Los hemos abandonado por décadas y ahora decidimos “integrarlos” porque es indispensable destruir su ambiente para obtener riqueza. Y nos parece terrible que se defiendan.
Por Juan Monroy Gálvez
Sin embargo, como toda ideología, no existen en ella elecciones éticas. Embriagados con los “logros” y las cifras de la modernidad y el crecimiento económico, respectivamente, a sus defensores no les interesa en absoluto el ser humano concreto. Este no es más que un discreto y, a veces, perturbador factor para el objetivo de generar más utilidad. El “progreso” requiere de tierras vírgenes que depredar, y quien se oponga es salvaje, ignorante o subversivo, y, como tal, ni siquiera es el sujeto de derechos que la Constitución reconoce. Aquí empieza lo de la Curva del Diablo.

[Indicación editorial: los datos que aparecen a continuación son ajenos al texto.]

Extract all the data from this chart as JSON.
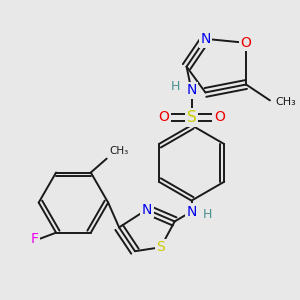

Es común referirse a las consecuencias supranacionales de la globalización (moneda, derecho y mercado comunes, por ejemplo). Sin embargo, poco se dice de los efectos negativos que produce hacia adentro de cada nación. La reivindicación de lo local por oposición a un Estado débil genera tendencias segregacionistas y el auge de valoraciones culturales alternativas. Cataluña, Kósovo, Chiapas, son ejemplos de ello. Por si hubiera duda: en la década de 1990 murieron 3,6 millones de personas por guerras internas, frente a 22.000 muertos en conflictos entre países.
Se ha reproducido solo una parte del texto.